It’s been a long while since we announced our Alpha 2 release back in June of 2013, but today after months of very hard work we are very proud and happy to provide our latest release to the community now named “LuneOS”.
The first eye catching change is the new name we’ll be using for our project going forward. The distribution will be called “LuneOS” instead of “WebOS Ports Open webOS” because it wasn’t very catchy. Lune is the French translation of moon and refers to the user interface we all love so much in legacy webOS, LunaSysMgr, which is named after the Latin/Spanish translation of moon.
The release model for LuneOS is a rolling one where each of the releases will get its own name from a list of coffee beverages. This first release is “Affogato”.
It only supports the Nexus 4 and HP TouchPad, for now. Their focus is to provide a stable base for these devices, but they won’t try to compete feature-for-feature with the likes of Android and iOS. Essentially, it’s webOS for those of us who remember the operating system fondly – hopefully with some of the rough spots ironed out.
Interestingly, it makes use of libhybris, which is a contribution from Jolla’s Carsten Munk to the mobile world. It allows Wayland to run atop Android GPU drivers. Open source can be a beautiful thing.
http://webos-ports.org/wiki/Devices claims that the Nexus 7 codename grouper and the GSM version of the original Nexus codenamed Maguro is also supported at least.
Yes, they used to, but not actively anymore going forward.
There is a call for a lightweight, highly portable OS like LunaOS for standard PC’s. With Android x86 never seeming to be stable enough to get the job done maybe this could be a decent compromise. Either way, good to know its not dead.
Roberto J. Dohnert
Lead Developer
http://www.blacklablinux.org
What do you mean with “highly portable”? because when I read “It only supports the Nexus 4 and HP TouchPad, for now” that doesn’t seem highly portable.
And wouldn’t that call for such an OS be better answered by a ChromeBook? It seems that the only people interested in this either want to keep running new software on their old (lightweight by now) hardware or just have a good feeling/experience with a particular OS and want it to run on every piece of hardware that they have
Actually no, a Chromebook is not sufficient at all. All your apps are web based and very few people want it. look at the sheer number of people who install alternate OS’s on Chromebooks, myself included, to make up for the inefficiencies of the Chromebook.
If LuneOS was to be ported to standard x86 hardware, it would be ideal because as I said there has been a lot of interest in Android x86. Has it produced anything? No. So this would be an option to get that highly portable, resource light OS into consumers hands that they want. App developers would follow.
Roberto J. Dohnert
Lead Developer
http://www.blacklablinux.org
I guess I should dig out my wife’s TouchPad that has been gathering dust for a while and give LuneOS a try. Always enjoyed working with WebOS so it is nice to see life slowly returning to it in some form.
Even though libhybris might seem like a nice way of running regular Linux software on top of the Android drivers it might end up cementing the Android model of closed-source, non-upgradeable and non-modifiable drivers. From this article:
http://libv.livejournal.com/25325.html
Me and almost all users don’t care whether a driver is closed or open source. Both can have security issues etc. What I do care about: does is work properly? If yes, happy users because it just works. If not, you won’t make them happy by saying the software uses open source drivers.

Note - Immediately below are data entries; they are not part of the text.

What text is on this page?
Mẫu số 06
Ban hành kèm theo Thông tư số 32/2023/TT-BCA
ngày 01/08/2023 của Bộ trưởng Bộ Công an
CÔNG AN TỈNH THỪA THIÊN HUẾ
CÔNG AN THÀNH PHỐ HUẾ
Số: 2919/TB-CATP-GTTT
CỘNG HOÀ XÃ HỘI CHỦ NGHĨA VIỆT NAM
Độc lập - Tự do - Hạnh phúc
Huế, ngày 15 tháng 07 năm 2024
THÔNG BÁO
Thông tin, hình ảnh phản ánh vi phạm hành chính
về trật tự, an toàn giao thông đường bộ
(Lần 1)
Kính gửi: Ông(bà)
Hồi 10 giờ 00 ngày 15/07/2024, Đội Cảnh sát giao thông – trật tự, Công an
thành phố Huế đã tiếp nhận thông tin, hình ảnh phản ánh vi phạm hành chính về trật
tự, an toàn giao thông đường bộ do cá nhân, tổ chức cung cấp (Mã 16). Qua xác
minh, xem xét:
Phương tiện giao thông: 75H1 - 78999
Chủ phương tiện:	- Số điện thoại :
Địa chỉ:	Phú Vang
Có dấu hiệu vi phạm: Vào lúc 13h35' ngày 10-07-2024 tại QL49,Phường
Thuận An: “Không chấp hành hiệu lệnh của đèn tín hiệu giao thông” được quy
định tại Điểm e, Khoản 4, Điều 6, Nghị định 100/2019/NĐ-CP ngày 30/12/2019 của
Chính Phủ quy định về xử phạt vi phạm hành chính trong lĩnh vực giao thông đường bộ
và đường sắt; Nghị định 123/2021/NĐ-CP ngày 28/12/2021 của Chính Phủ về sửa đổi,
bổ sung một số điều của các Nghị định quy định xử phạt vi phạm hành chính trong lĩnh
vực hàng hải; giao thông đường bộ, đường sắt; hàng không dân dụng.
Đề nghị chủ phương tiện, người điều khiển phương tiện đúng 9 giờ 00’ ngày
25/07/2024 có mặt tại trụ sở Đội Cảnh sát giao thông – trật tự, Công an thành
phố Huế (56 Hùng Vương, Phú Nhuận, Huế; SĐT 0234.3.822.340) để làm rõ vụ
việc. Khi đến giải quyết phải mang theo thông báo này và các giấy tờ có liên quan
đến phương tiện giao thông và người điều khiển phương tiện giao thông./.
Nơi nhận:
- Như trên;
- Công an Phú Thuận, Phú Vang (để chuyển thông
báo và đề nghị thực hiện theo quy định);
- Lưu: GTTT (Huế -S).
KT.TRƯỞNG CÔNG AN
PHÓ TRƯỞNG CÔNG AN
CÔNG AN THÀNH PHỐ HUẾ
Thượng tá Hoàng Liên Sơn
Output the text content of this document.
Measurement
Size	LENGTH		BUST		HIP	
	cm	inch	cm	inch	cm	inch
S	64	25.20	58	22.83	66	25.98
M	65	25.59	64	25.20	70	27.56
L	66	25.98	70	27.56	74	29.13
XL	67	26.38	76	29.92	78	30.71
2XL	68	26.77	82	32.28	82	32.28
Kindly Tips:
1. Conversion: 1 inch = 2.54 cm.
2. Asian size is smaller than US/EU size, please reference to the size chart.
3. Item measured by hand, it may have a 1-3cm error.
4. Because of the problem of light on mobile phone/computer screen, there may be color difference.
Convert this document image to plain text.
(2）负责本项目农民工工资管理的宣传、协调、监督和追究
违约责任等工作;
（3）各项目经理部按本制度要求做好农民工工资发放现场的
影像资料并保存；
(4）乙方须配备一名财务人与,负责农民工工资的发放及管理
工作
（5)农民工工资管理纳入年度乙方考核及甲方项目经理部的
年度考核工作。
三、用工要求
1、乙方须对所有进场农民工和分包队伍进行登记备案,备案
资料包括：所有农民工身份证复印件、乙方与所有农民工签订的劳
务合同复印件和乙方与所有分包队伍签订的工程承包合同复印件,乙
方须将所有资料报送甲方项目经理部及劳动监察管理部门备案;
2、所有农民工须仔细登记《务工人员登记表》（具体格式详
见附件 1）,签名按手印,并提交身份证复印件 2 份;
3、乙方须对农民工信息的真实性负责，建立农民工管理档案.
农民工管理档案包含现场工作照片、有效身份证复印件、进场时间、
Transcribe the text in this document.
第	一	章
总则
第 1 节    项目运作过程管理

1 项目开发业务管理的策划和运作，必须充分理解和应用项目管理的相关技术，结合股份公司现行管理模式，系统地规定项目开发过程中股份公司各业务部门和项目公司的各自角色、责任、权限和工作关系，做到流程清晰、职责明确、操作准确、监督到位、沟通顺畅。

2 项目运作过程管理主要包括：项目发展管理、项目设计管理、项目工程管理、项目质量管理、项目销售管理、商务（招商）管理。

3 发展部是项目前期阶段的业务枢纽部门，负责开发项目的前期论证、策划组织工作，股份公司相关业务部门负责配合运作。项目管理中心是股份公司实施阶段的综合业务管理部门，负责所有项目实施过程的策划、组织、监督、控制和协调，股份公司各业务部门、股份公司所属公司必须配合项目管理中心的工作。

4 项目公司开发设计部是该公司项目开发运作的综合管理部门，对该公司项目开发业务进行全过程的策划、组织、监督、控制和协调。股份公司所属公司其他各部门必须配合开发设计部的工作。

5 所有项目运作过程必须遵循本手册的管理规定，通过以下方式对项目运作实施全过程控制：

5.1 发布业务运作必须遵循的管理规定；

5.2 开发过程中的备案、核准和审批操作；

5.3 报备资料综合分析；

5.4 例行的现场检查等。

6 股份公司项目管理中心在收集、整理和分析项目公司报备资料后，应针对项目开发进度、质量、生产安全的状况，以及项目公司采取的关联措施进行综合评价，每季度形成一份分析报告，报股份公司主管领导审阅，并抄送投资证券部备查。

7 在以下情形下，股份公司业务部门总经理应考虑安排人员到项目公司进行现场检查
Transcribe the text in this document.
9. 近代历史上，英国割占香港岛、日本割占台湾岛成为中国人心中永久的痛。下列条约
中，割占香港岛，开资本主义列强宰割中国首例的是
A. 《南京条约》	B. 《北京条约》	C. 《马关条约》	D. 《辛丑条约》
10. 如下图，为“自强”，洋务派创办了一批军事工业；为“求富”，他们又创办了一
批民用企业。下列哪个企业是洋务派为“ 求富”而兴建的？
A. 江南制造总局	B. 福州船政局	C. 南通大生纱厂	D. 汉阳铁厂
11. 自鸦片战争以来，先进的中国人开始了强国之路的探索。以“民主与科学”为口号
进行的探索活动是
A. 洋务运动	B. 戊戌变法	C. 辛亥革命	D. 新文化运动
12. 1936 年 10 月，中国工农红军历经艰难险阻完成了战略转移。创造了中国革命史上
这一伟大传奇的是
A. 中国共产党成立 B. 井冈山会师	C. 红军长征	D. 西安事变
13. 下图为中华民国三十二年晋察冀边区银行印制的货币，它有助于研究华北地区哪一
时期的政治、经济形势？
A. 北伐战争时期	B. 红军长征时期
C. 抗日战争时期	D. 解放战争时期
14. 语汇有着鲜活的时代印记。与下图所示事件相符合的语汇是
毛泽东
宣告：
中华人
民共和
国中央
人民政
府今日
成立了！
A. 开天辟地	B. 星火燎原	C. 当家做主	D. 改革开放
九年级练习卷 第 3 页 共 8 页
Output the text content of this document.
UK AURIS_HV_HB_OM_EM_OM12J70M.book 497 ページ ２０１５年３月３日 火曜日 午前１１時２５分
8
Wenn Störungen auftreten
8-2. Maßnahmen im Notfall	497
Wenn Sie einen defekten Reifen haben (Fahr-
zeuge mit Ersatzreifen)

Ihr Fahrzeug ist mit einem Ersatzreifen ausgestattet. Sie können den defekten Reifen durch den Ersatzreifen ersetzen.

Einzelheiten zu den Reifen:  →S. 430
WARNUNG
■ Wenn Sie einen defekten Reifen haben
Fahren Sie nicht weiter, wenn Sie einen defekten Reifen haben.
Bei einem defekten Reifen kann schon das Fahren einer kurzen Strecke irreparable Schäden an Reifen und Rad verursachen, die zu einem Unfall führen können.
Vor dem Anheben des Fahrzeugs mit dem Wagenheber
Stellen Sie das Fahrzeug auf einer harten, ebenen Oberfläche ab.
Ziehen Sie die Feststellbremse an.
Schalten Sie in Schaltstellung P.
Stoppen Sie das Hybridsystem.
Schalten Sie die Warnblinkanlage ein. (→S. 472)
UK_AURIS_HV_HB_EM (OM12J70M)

Users only care when it affects them, and closed drivers most definitely do affect them…
Users resent having to replace a fully functional piece of hardware because the drivers are no longer being updated. Leaving users with a device that while perfectly capable of running newer software, the driver writers won’t let it because they’d rather sell you a new device. And in many cases continuing to use the older software version can be extremely dangerous due to unpatched security holes, which again users don’t care about until it affects them – and then they care a lot.
There are also many cases of buggy drivers, where the manufacturer is either very slow or simply refuses to provide a fix and the users have absolutely no recourse.
Basically users hate the problems caused by closed drivers, but they don’t realise that closed source is one of the biggest causes of these problems. Software developers have over the years managed to convince the public that computers are inherently unreliable and insecure, so that they now have extremely low expectations and don’t think that anything better is possible.
The last time I was affected by a driver issue, it was an open source one.
As Ubuntu devs decided to drop out via the usual update process, the binary Broadcom driver which was working flawlessly for an half baked open source one.
I and many others were forced to cable networking until all issues were sorted out, a few months later.
The worse thing was that reverting to the old binary wasn’t possible, thanks to the way the update process took place.
But that’s Ubuntu’s fault, not the open source driver’s.
When I upgraded my Ubuntu in the time of the switch from XFree86 to Xorg, X stopped working because the dist-upgrade removed XFree86’s packages but forgot to install Xorg’s ones.
I don’t remember anyone blaming Xorg for that and in this case it should be the same: don’t provide your users a (known) broken driver, open source or not.